Nachdem wir zu wahrhaft unerhörten Preisen Kohle eingenommen hatten, verließ unsere Yacht Vlissingen wieder, und zwar gegen fünf Uhr Abends; die Mündungen der Schelde sind bald erreicht, und nun befinden wir uns also auf der Fahrt nach Hamburg, unter der hohen Leitung des behäbigen Thomas Pearkop. Wir hatten verabredet, daß der »Saint Michel« im Vorübergehen auch Wilhelmshaven, den großen deutschen Kriegshafen, anlaufen sollte, der sich am Jahdebusen, neben der Ausmündung der Weser befindet, und den wir gern besichtigt hätten.

Es ist doch ein Lootse ersten Ranges, dieser Teufel von Pearkop!
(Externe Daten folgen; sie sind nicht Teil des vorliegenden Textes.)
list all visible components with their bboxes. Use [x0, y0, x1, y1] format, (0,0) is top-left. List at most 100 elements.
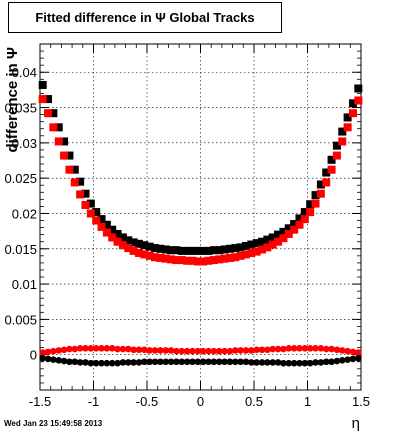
data-point — [124, 244, 133, 253]
data-point — [167, 358, 175, 366]
y-axis-label: difference in Ψ — [4, 47, 21, 153]
data-point — [162, 347, 170, 354]
data-point — [301, 359, 309, 367]
data-point — [349, 355, 357, 363]
data-point — [242, 347, 250, 354]
data-point — [141, 346, 148, 354]
data-point — [71, 345, 79, 353]
data-point — [264, 359, 271, 366]
data-point — [146, 358, 153, 366]
data-point — [296, 359, 303, 367]
data-point — [124, 236, 133, 245]
data-point — [135, 359, 143, 366]
data-point — [167, 246, 176, 255]
data-point — [130, 359, 137, 366]
series-1 — [38, 95, 363, 266]
data-point — [274, 237, 283, 246]
data-point — [124, 345, 132, 353]
data-point — [354, 84, 363, 93]
data-point — [338, 127, 347, 136]
data-point — [300, 215, 309, 224]
x-tick-label: 0 — [197, 394, 204, 409]
data-point — [54, 137, 63, 146]
data-point — [156, 244, 165, 253]
data-point — [332, 151, 341, 160]
data-point — [343, 123, 352, 132]
data-point — [231, 358, 239, 366]
x-tick-label: 0.5 — [245, 394, 263, 409]
data-point — [252, 239, 261, 248]
data-point — [215, 255, 224, 264]
data-point — [172, 256, 181, 265]
data-point — [338, 137, 347, 146]
data-point — [221, 358, 228, 366]
data-point — [151, 347, 159, 354]
y-tick-label: 0.035 — [4, 101, 37, 116]
data-point — [348, 99, 357, 108]
data-point — [87, 345, 95, 352]
data-point — [290, 225, 299, 234]
data-point — [86, 199, 95, 208]
data-point — [188, 246, 197, 255]
data-point — [44, 109, 53, 118]
data-point — [108, 345, 116, 352]
data-point — [279, 227, 288, 236]
data-point — [333, 357, 341, 365]
data-point — [114, 345, 121, 353]
data-point — [322, 358, 330, 366]
data-point — [60, 346, 68, 354]
data-point — [66, 358, 73, 366]
x-tick-label: -1.5 — [29, 394, 51, 409]
data-point — [177, 256, 186, 265]
data-point — [312, 345, 319, 352]
data-point — [241, 250, 250, 259]
data-point — [177, 246, 186, 255]
data-point — [354, 96, 363, 105]
data-point — [108, 233, 117, 242]
y-tick-label: 0.04 — [12, 65, 37, 80]
y-tick-label: 0 — [30, 348, 37, 363]
data-point — [252, 247, 261, 256]
data-point — [114, 359, 121, 367]
data-point — [306, 359, 314, 367]
data-point — [253, 346, 260, 354]
data-point — [157, 358, 164, 366]
data-point — [66, 345, 73, 353]
series-2 — [39, 345, 362, 356]
data-point — [204, 256, 213, 265]
data-point — [70, 178, 79, 187]
data-point — [82, 359, 89, 366]
title-box: Fitted difference in Ψ Global Tracks — [8, 2, 282, 33]
data-point — [258, 346, 266, 354]
data-point — [209, 256, 218, 265]
y-tick-label: 0.01 — [12, 277, 37, 292]
data-point — [258, 359, 266, 366]
data-point — [199, 358, 207, 366]
data-point — [82, 345, 89, 352]
data-point — [183, 246, 192, 255]
data-point — [210, 347, 218, 355]
data-point — [193, 257, 202, 266]
y-tick-label: 0.03 — [12, 136, 37, 151]
data-point — [220, 245, 229, 254]
y-tick-label: 0.015 — [4, 242, 37, 257]
data-point — [38, 80, 47, 89]
data-point — [119, 359, 127, 366]
data-point — [108, 359, 116, 367]
data-point — [44, 95, 53, 104]
data-point — [173, 358, 180, 366]
data-point — [242, 358, 250, 366]
data-point — [269, 359, 277, 366]
data-point — [290, 220, 299, 229]
data-point — [322, 178, 331, 187]
data-point — [355, 354, 362, 362]
x-tick-label: -1 — [88, 394, 100, 409]
data-point — [178, 358, 186, 366]
data-point — [317, 345, 325, 352]
data-point — [39, 354, 46, 362]
data-point — [306, 200, 315, 209]
data-point — [113, 229, 122, 238]
data-point — [76, 177, 85, 186]
data-point — [349, 348, 357, 356]
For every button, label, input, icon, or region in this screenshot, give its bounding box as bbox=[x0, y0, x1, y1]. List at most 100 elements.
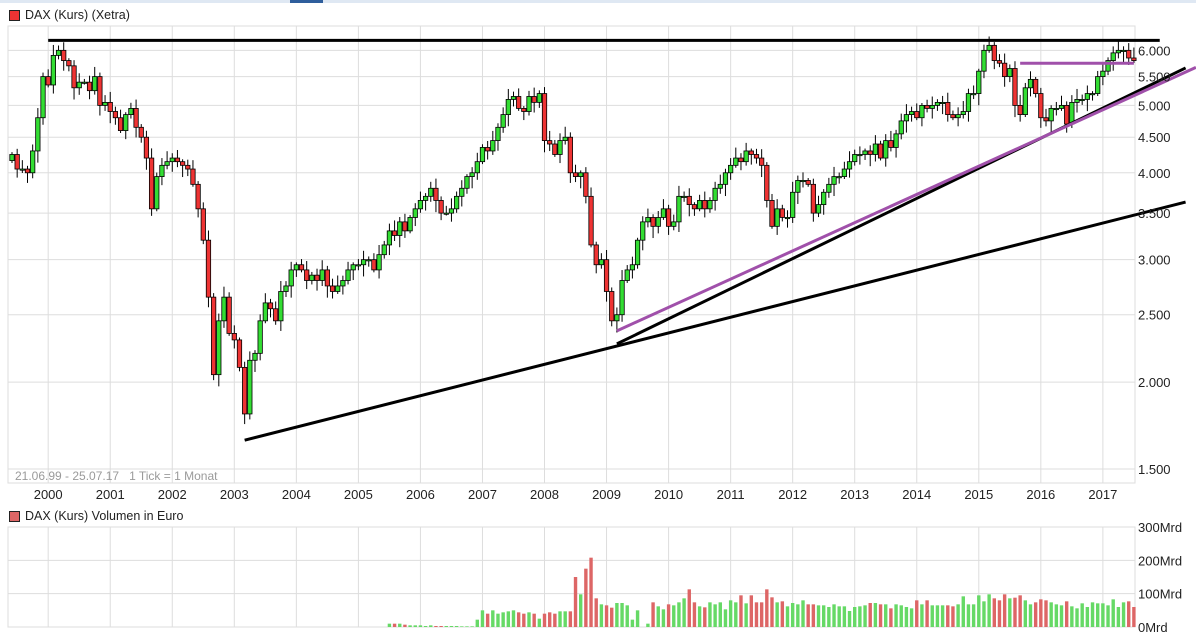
candle bbox=[231, 325, 237, 349]
candle-body bbox=[164, 161, 170, 166]
volume-bar bbox=[470, 626, 474, 627]
volume-bar bbox=[775, 602, 779, 627]
candle-body bbox=[903, 114, 910, 122]
candle bbox=[929, 96, 935, 119]
volume-bar bbox=[878, 604, 883, 627]
candle bbox=[598, 253, 604, 269]
candle bbox=[495, 123, 501, 151]
candle-body bbox=[971, 93, 977, 96]
candle-body bbox=[857, 154, 863, 157]
candle-body bbox=[128, 108, 134, 115]
candle-body bbox=[665, 208, 672, 227]
active-tab-indicator[interactable] bbox=[290, 0, 323, 3]
candle bbox=[686, 188, 692, 217]
candle-body bbox=[769, 200, 775, 227]
volume-bar bbox=[1044, 600, 1048, 627]
volume-bar bbox=[842, 606, 847, 627]
candle bbox=[707, 197, 713, 213]
candle bbox=[205, 230, 212, 308]
candle-body bbox=[495, 126, 501, 141]
candle-body bbox=[640, 221, 646, 241]
candle bbox=[1027, 71, 1034, 97]
price-tick-label: 2.500 bbox=[1138, 308, 1171, 323]
volume-chart-title: DAX (Kurs) Volumen in Euro bbox=[25, 509, 184, 523]
candle-body bbox=[795, 180, 801, 193]
volume-tick-label: 100Mrd bbox=[1138, 587, 1182, 602]
candle bbox=[1002, 53, 1008, 87]
candle bbox=[381, 240, 387, 259]
candle-body bbox=[841, 168, 847, 177]
candle-body bbox=[288, 269, 294, 287]
volume-bar bbox=[496, 613, 500, 627]
candle bbox=[919, 102, 925, 127]
volume-bar bbox=[930, 605, 934, 627]
volume-bar bbox=[408, 625, 412, 627]
candle-body bbox=[934, 101, 941, 106]
candle bbox=[24, 165, 31, 183]
volume-bar bbox=[687, 589, 691, 627]
candle-body bbox=[567, 136, 573, 174]
volume-bar bbox=[398, 623, 402, 627]
volume-bar bbox=[1070, 606, 1074, 627]
volume-bar bbox=[884, 604, 888, 627]
candle bbox=[588, 187, 594, 248]
volume-bar bbox=[1127, 601, 1131, 627]
candle bbox=[852, 149, 858, 166]
year-tick-label: 2001 bbox=[96, 487, 125, 502]
candle-body bbox=[722, 172, 729, 185]
candle-body bbox=[1115, 49, 1121, 54]
candle bbox=[1105, 57, 1111, 76]
candle-body bbox=[61, 49, 67, 61]
candle-body bbox=[211, 296, 217, 376]
candle bbox=[123, 112, 129, 140]
candle bbox=[996, 54, 1003, 68]
candle-body bbox=[862, 150, 868, 155]
candle bbox=[71, 60, 77, 100]
candle-body bbox=[981, 49, 987, 72]
price-chart-legend: DAX (Kurs) (Xetra) bbox=[9, 8, 130, 22]
candle-body bbox=[681, 195, 687, 198]
candle bbox=[102, 95, 108, 111]
candle-body bbox=[1048, 108, 1054, 122]
candle-body bbox=[293, 264, 299, 271]
candle-body bbox=[107, 101, 113, 112]
candle-body bbox=[609, 291, 615, 322]
candle bbox=[288, 261, 294, 298]
candle bbox=[148, 148, 155, 216]
volume-bar bbox=[454, 626, 459, 627]
candle bbox=[267, 298, 274, 318]
volume-bar bbox=[858, 606, 862, 627]
candle bbox=[350, 262, 356, 281]
candle-body bbox=[790, 191, 796, 218]
candle-body bbox=[448, 208, 455, 214]
candle bbox=[1115, 40, 1121, 59]
candle-body bbox=[634, 239, 641, 266]
candle bbox=[402, 213, 408, 238]
volume-bar bbox=[765, 589, 769, 627]
candle bbox=[485, 140, 491, 160]
candle-body bbox=[97, 76, 103, 106]
candle-body bbox=[92, 76, 98, 92]
candle bbox=[490, 130, 496, 155]
volume-bar bbox=[501, 612, 505, 627]
volume-bar bbox=[553, 613, 557, 627]
candle-body bbox=[800, 180, 806, 183]
candle-body bbox=[728, 164, 734, 174]
candle-body bbox=[505, 99, 511, 115]
candle bbox=[516, 88, 522, 111]
candle bbox=[355, 259, 361, 271]
volume-bar bbox=[951, 606, 955, 627]
volume-bar bbox=[739, 595, 743, 627]
candle bbox=[143, 130, 150, 170]
candle bbox=[536, 90, 542, 108]
candle bbox=[257, 314, 263, 361]
volume-bar bbox=[956, 604, 960, 627]
candle bbox=[981, 44, 987, 79]
candle bbox=[40, 72, 46, 125]
candle bbox=[371, 253, 377, 273]
candle-body bbox=[123, 114, 129, 131]
volume-bar bbox=[832, 604, 836, 627]
price-tick-label: 5.500 bbox=[1138, 70, 1171, 85]
candle bbox=[216, 313, 222, 387]
candle-body bbox=[660, 208, 667, 218]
Trotz seiner fünfzig Jahre hat er ein Auge ohne Gleichen! Am Tage wie in der Nacht entgeht ihm kein Leuchtthurm, kein Feuerschiff, kein Fahrzeug oder die flache Küste, die er allemal eine Viertelstunde eher wahrnimmt als jeder Andere. Und dann, jener famose Sack – der enthält Karten, Pläne, Instructionen und vorzüglich ein ungeheueres Fernrohr! Herr des Lebens, was ist das für ein gewaltiger Schlauch! Es rührt, seiner Aussage nach, von einem großen norwegischen Schiffe her, das auf den Godwinbänken, an der Mündung der Themse, zu Grunde ging und von dem nichts, gar nichts, gerettet wurde als dieses gigantische Fernrohr.

Thomas Pearkop versicherte, er werde es auch um vieles Geld nicht hergeben, obwohl er sonst nach einem Goldstück ziemlich lüstern ist.

Wenn das Unding mir gehörte, ich gäb' es umsonst weg, oder zahlte Dem noch darauf, der mir diese Last abnähme, denn ich habe dadurch niemals weder Land noch Licht, weder Ankerboje noch Bake zu erkennen vermocht.

Quelle:
Paul Verne: Von Rotterdam nach Kopenhagen an Bord der Dampfyacht »Saint Michel«. In: Die Jangada. Bekannte und unbekannte Welten. Abenteuerliche Reisen von Julius Verne, Band XXXIX– XL, Wien, Pest, Leipzig 1883, S. 353–404, S. 361-364.